In a new study, researchers found people hospitalized with COVID-19 who had a combination of high blood pressure, obesity, and diabetes were over three times more likely to die from the disease.
They say that together, obesity, diabetes and pre-diabetes, high blood pressure, and abnormal cholesterol levels are all predictive of higher incidents of death in these patients.
The underlying inflammation that is seen with metabolic syndrome may be the driver that is leading to these more severe cases.
The more of these diagnoses that you have, the worse the outcomes.
The study is the first to look at the impact of metabolic syndrome on outcomes for COVID-19 patients.
The research was conducted by a team at the Tulane University School of Medicine.
Metabolic syndrome is a cluster of at least three of five conditions—high blood pressure, high blood sugar, obesity, high triglycerides, and low HDL cholesterol—that increases the risk for heart disease.
In the study, the team followed outcomes for 287 patients hospitalized for COVID-19 from March 30 to April 5, which was at the peak of the pandemic in New Orleans.
More than 85% of patients in the study identified as non-Hispanic Black.

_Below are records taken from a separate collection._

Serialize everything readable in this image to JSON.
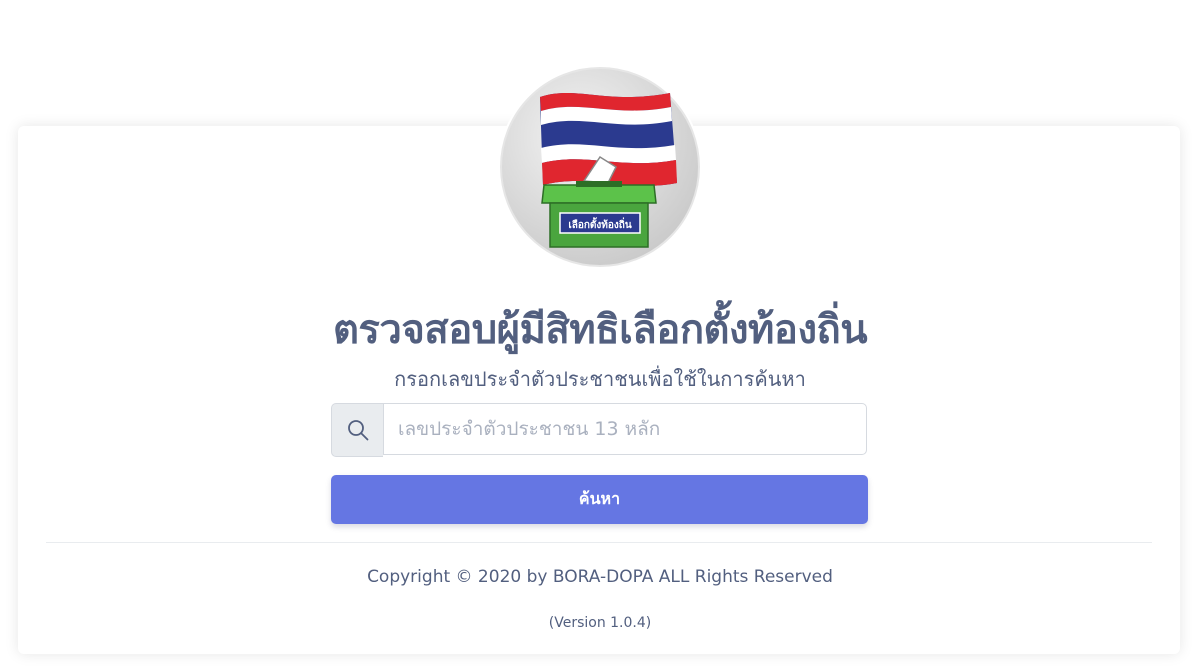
{
  "logo": {
    "ballot_box_label": "เลือกตั้งท้องถิ่น",
    "icon": "thai-flag-ballot-box-logo"
  },
  "header": {
    "title": "ตรวจสอบผู้มีสิทธิเลือกตั้งท้องถิ่น",
    "subtitle": "กรอกเลขประจำตัวประชาชนเพื่อใช้ในการค้นหา"
  },
  "search": {
    "icon": "search-icon",
    "placeholder": "เลขประจำตัวประชาชน 13 หลัก",
    "value": "",
    "button_label": "ค้นหา"
  },
  "footer": {
    "copyright": "Copyright © 2020 by BORA-DOPA ALL Rights Reserved",
    "version": "(Version 1.0.4)"
  },
  "colors": {
    "primary": "#6576e3",
    "text": "#525f7f",
    "flag_red": "#e0262f",
    "flag_blue": "#2b3a8f",
    "box_green": "#4caf50"
  }
}
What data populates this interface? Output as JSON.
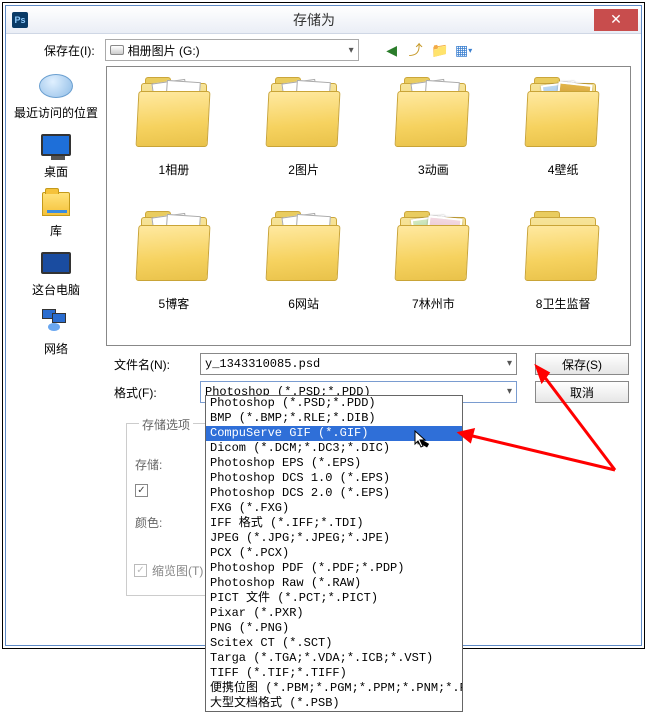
{
  "window": {
    "title": "存储为",
    "close": "✕"
  },
  "toolbar": {
    "save_in_label": "保存在(I):",
    "save_in_value": "相册图片 (G:)"
  },
  "places": {
    "recent": "最近访问的位置",
    "desktop": "桌面",
    "library": "库",
    "this_pc": "这台电脑",
    "network": "网络"
  },
  "folders": [
    {
      "label": "1相册",
      "thumbs": "pages"
    },
    {
      "label": "2图片",
      "thumbs": "pages"
    },
    {
      "label": "3动画",
      "thumbs": "pages"
    },
    {
      "label": "4壁纸",
      "thumbs": "photos-a"
    },
    {
      "label": "5博客",
      "thumbs": "pages"
    },
    {
      "label": "6网站",
      "thumbs": "pages"
    },
    {
      "label": "7林州市",
      "thumbs": "photos-b"
    },
    {
      "label": "8卫生监督",
      "thumbs": "plain"
    }
  ],
  "filename": {
    "label": "文件名(N):",
    "value": "y_1343310085.psd"
  },
  "format": {
    "label": "格式(F):",
    "selected": "Photoshop (*.PSD;*.PDD)",
    "options": [
      "Photoshop (*.PSD;*.PDD)",
      "BMP (*.BMP;*.RLE;*.DIB)",
      "CompuServe GIF (*.GIF)",
      "Dicom (*.DCM;*.DC3;*.DIC)",
      "Photoshop EPS (*.EPS)",
      "Photoshop DCS 1.0 (*.EPS)",
      "Photoshop DCS 2.0 (*.EPS)",
      "FXG (*.FXG)",
      "IFF 格式 (*.IFF;*.TDI)",
      "JPEG (*.JPG;*.JPEG;*.JPE)",
      "PCX (*.PCX)",
      "Photoshop PDF (*.PDF;*.PDP)",
      "Photoshop Raw (*.RAW)",
      "PICT 文件 (*.PCT;*.PICT)",
      "Pixar (*.PXR)",
      "PNG (*.PNG)",
      "Scitex CT (*.SCT)",
      "Targa (*.TGA;*.VDA;*.ICB;*.VST)",
      "TIFF (*.TIF;*.TIFF)",
      "便携位图 (*.PBM;*.PGM;*.PPM;*.PNM;*.PFM;*.PAM)",
      "大型文档格式 (*.PSB)"
    ],
    "highlighted_index": 2
  },
  "buttons": {
    "save": "保存(S)",
    "cancel": "取消"
  },
  "options_panel": {
    "legend": "存储选项",
    "store_label": "存储:",
    "color_label": "颜色:",
    "thumbnail": "缩览图(T)"
  }
}
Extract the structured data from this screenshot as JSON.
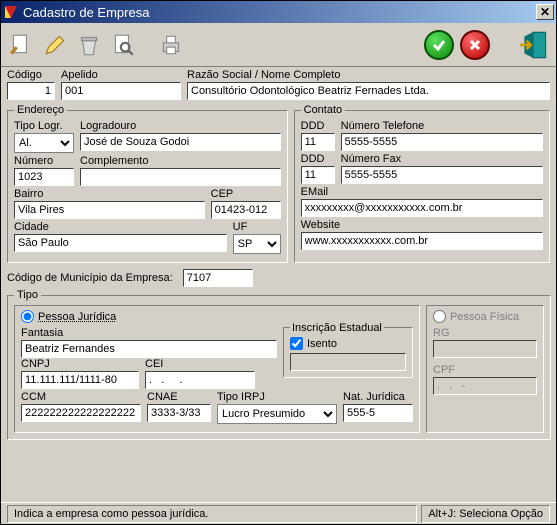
{
  "window": {
    "title": "Cadastro de Empresa"
  },
  "labels": {
    "codigo": "Código",
    "apelido": "Apelido",
    "razao": "Razão Social / Nome Completo",
    "endereco": "Endereço",
    "tipologr": "Tipo Logr.",
    "logradouro": "Logradouro",
    "numero": "Número",
    "complemento": "Complemento",
    "bairro": "Bairro",
    "cep": "CEP",
    "cidade": "Cidade",
    "uf": "UF",
    "contato": "Contato",
    "ddd": "DDD",
    "numtel": "Número Telefone",
    "numfax": "Número Fax",
    "email": "EMail",
    "website": "Website",
    "codmun": "Código de Município da Empresa:",
    "tipo": "Tipo",
    "pj": "Pessoa Jurídica",
    "pf": "Pessoa Física",
    "fantasia": "Fantasia",
    "cnpj": "CNPJ",
    "cei": "CEI",
    "ccm": "CCM",
    "cnae": "CNAE",
    "tipoirpj": "Tipo IRPJ",
    "natjur": "Nat. Jurídica",
    "insc_est": "Inscrição Estadual",
    "isento": "Isento",
    "rg": "RG",
    "cpf": "CPF"
  },
  "values": {
    "codigo": "1",
    "apelido": "001",
    "razao": "Consultório Odontológico Beatriz Fernades Ltda.",
    "tipologr": "Al.",
    "logradouro": "José de Souza Godoi",
    "numero": "1023",
    "complemento": "",
    "bairro": "Vila Pires",
    "cep": "01423-012",
    "cidade": "São Paulo",
    "uf": "SP",
    "ddd_tel": "11",
    "tel": "5555-5555",
    "ddd_fax": "11",
    "fax": "5555-5555",
    "email": "xxxxxxxxx@xxxxxxxxxxx.com.br",
    "website": "www.xxxxxxxxxxx.com.br",
    "codmun": "7107",
    "fantasia": "Beatriz Fernandes",
    "cnpj": "11.111.111/1111-80",
    "cei": ".   .     .",
    "ccm": "222222222222222222",
    "cnae": "3333-3/33",
    "tipoirpj": "Lucro Presumido",
    "natjur": "555-5",
    "insc_est_val": "",
    "isento_checked": true,
    "rg": "",
    "cpf": ".   .   -"
  },
  "options": {
    "tipologr": [
      "Al."
    ],
    "uf": [
      "SP"
    ],
    "tipoirpj": [
      "Lucro Presumido"
    ]
  },
  "status": {
    "left": "Indica a empresa como pessoa jurídica.",
    "right": "Alt+J: Seleciona Opção"
  }
}
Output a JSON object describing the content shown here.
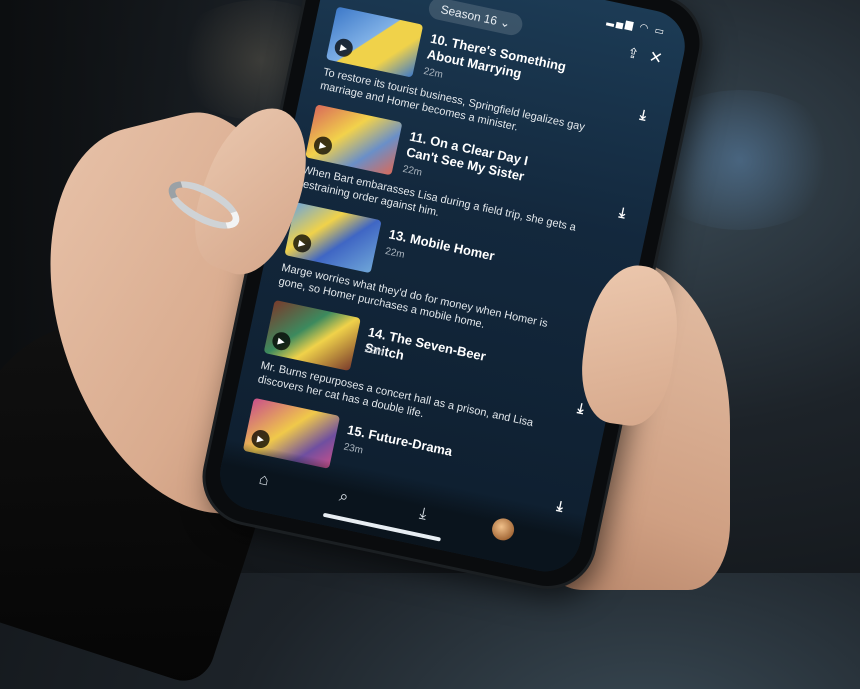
{
  "header": {
    "season_label": "Season 16 ⌄",
    "share_icon": "share-icon",
    "close_icon": "close-icon",
    "status_icons": "▂▄▆ ◠ ▭"
  },
  "episodes": [
    {
      "title": "10. There's Something About Marrying",
      "duration": "22m",
      "description": "To restore its tourist business, Springfield legalizes gay marriage and Homer becomes a minister.",
      "thumb_colors": [
        "#3d79c9",
        "#f0d24a"
      ]
    },
    {
      "title": "11. On a Clear Day I Can't See My Sister",
      "duration": "22m",
      "description": "When Bart embarasses Lisa during a field trip, she gets a restraining order against him.",
      "thumb_colors": [
        "#d96a5a",
        "#f2d24b"
      ]
    },
    {
      "title": "13. Mobile Homer",
      "duration": "22m",
      "description": "Marge worries what they'd do for money when Homer is gone, so Homer purchases a mobile home.",
      "thumb_colors": [
        "#6fa6d8",
        "#3f66c4"
      ]
    },
    {
      "title": "14. The Seven-Beer Snitch",
      "duration": "22m",
      "description": "Mr. Burns repurposes a concert hall as a prison, and Lisa discovers her cat has a double life.",
      "thumb_colors": [
        "#7a3b2c",
        "#3c8a5e"
      ]
    },
    {
      "title": "15. Future-Drama",
      "duration": "23m",
      "description": "",
      "thumb_colors": [
        "#c94f8a",
        "#f0c94a"
      ]
    }
  ],
  "tabbar": {
    "home_icon": "home-icon",
    "search_icon": "search-icon",
    "downloads_icon": "download-icon",
    "avatar": "profile-avatar"
  },
  "colors": {
    "screen_bg": "#13283d",
    "accent_text": "#ffffff"
  }
}
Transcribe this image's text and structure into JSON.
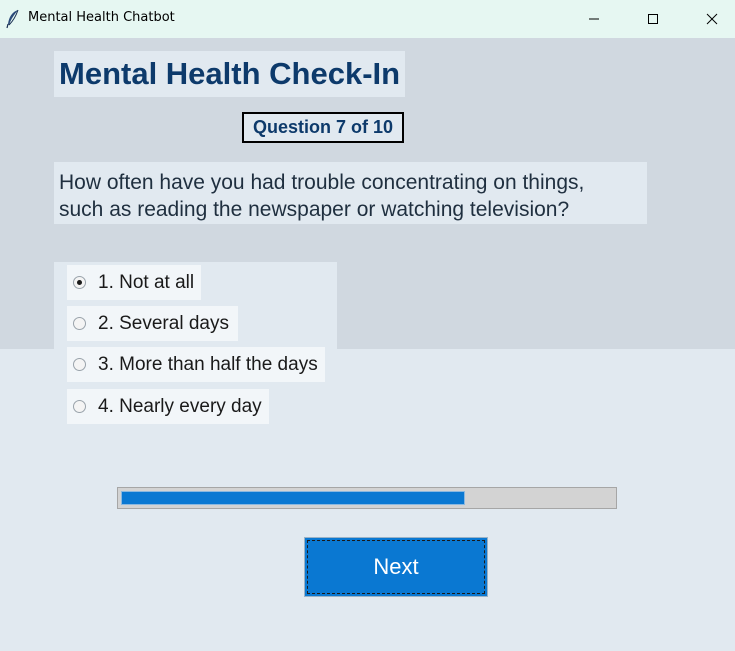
{
  "window": {
    "title": "Mental Health Chatbot",
    "app_icon": "feather-icon",
    "controls": [
      "minimize-icon",
      "maximize-icon",
      "close-icon"
    ]
  },
  "main": {
    "heading": "Mental Health Check-In",
    "question_counter": "Question 7 of 10",
    "question_lines": [
      "How often have you had trouble concentrating on things,",
      "such as reading the newspaper or watching television?"
    ],
    "options": [
      {
        "label": "1. Not at all",
        "selected": true
      },
      {
        "label": "2. Several days",
        "selected": false
      },
      {
        "label": "3. More than half the days",
        "selected": false
      },
      {
        "label": "4. Nearly every day",
        "selected": false
      }
    ],
    "progress_fraction": 0.7,
    "next_label": "Next"
  },
  "colors": {
    "accent": "#0a78d2",
    "heading": "#0d3a6b",
    "titlebar": "#e6f7f2"
  }
}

The mean age was 61 years old and almost 57% were women.
The most common conditions were high blood pressure (80%), obesity (65%), diabetes (54%), and low HDL (39%).
The researchers looked at two groups—those diagnosed with metabolic syndrome and those who weren’t.
They tracked outcomes including if patients were admitted to an intensive care unit, placed on a ventilator, developed acute respiratory distress syndrome (ARDS), or died from the disease.
Almost 66% of the patients in the study had metabolic syndrome. When these cases were compared with patients without the condition, 56% vs. 24% required the ICU, 48% vs. 18% required a ventilator, 37% vs. 11% developed ARDS, and 26% vs. 10% died.
Importantly, the patients with metabolic syndrome were 3.4 times more likely to die from COVID-19 than those who didn’t have the condition.
These patients were also nearly five times more likely to be admitted to an ICU, need a ventilator, or develop ARDS.
The study didn’t find an increase in mortality for patients when only one of the conditions clustered with metabolic syndrome was examined alone.
However, being obese or having diabetes was associated with increased odds of ICU admission and being put on a ventilator.
The team says metabolic syndrome should be considered a composite predictor of COVID-19 lethal outcome, increasing the odds of mortality by the combined effects of its individual components.
One author of the study is Joshua Denson, an assistant professor of medicine and pulmonary and critical care medicine physician.
The study is published in Diabetes Care.